A better way to look at trends is to average for the prior 12 months the SAAR sales rate. The first graph below shows the monthly SAAR while the second shows the 12-month moving average level. The moving average seems to indicate that at least the number of sales has stabilized—and that is an initial requirement for recovery in the housing market.
New home prices appear to be trending up slightly, however. The monthly median prices are shown in the first graph below, while the 12-month moving average is in the second graph. The 12-month moving average of median prices rose 5 percent from $208,800 in July 2010 to $218,500 in July 2011.
Finally, in comparing existing and new home prices, the following graph shows the 12-month moving average of both new and existing median home prices. Note that new home prices now have greatest premium over existing home prices since 2002. Rather than concluding that new home prices are increasing, I believe it is merely the declining price levels of existing home prices due to foreclosures and short sales.
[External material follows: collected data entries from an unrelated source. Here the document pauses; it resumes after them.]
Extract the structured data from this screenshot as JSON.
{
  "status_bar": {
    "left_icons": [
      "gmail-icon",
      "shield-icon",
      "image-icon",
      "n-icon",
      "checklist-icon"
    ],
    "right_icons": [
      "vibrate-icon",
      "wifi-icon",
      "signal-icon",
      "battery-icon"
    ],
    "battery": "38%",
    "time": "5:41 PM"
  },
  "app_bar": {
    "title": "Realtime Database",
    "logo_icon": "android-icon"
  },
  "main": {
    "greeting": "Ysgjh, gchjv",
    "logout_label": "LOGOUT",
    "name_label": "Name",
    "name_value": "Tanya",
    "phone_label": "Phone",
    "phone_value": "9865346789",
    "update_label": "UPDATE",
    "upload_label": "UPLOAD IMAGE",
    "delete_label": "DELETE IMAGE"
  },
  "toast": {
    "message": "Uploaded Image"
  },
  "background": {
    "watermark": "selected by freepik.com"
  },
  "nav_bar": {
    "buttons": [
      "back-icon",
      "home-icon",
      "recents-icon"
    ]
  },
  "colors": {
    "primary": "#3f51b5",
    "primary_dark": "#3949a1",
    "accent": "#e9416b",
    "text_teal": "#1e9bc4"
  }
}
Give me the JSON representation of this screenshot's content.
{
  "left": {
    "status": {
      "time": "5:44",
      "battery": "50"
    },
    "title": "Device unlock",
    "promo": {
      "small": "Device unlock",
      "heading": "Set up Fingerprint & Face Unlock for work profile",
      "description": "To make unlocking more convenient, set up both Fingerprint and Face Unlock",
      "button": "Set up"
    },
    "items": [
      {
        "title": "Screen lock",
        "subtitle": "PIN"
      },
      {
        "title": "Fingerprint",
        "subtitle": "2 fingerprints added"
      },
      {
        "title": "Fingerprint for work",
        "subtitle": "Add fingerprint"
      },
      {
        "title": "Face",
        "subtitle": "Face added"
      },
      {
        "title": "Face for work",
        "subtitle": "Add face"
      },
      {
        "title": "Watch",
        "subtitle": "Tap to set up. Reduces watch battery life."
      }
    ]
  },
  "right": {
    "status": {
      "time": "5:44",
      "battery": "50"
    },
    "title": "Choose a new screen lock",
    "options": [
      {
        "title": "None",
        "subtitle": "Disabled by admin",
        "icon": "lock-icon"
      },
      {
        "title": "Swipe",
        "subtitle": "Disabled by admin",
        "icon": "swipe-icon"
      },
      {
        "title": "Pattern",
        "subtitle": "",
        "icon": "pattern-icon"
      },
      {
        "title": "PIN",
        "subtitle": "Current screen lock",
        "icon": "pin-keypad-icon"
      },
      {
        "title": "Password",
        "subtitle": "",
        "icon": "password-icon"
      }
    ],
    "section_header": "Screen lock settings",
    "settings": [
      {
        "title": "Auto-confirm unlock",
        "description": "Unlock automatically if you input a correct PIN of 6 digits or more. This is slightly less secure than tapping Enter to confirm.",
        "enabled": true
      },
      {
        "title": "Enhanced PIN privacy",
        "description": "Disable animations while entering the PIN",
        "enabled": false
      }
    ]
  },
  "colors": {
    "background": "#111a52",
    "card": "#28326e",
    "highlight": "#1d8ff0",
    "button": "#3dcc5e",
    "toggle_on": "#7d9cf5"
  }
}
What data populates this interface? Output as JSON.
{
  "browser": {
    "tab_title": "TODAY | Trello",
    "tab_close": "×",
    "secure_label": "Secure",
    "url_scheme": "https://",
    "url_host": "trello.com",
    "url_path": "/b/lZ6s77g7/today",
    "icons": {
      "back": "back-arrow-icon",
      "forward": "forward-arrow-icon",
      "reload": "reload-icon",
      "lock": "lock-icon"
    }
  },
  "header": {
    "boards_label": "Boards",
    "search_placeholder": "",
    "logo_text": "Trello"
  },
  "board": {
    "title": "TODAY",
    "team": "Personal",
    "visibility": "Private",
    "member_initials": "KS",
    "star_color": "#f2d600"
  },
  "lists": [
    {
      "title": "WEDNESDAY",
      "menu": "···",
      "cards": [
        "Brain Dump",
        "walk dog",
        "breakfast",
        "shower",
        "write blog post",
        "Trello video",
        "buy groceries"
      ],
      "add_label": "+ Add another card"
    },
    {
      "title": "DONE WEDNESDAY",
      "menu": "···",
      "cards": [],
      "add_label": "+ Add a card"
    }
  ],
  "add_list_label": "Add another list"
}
The bottom line is that new home sales remain at less than a third what typically is normal. Slight price increases in new homes indicates that builders have likely shed their own distressed inventories. New home sales, however, will not return to the 1 million sales per year normal pace until the 4 million distressed existing homes that are more than 90 days in default are either short-sold, foreclosed on or receive loan modifications. And until consumer confidence and job growth returns, we will continue in these doldrums.
And right now, there is nothing on the horizon that would indicate any positive change in the economy.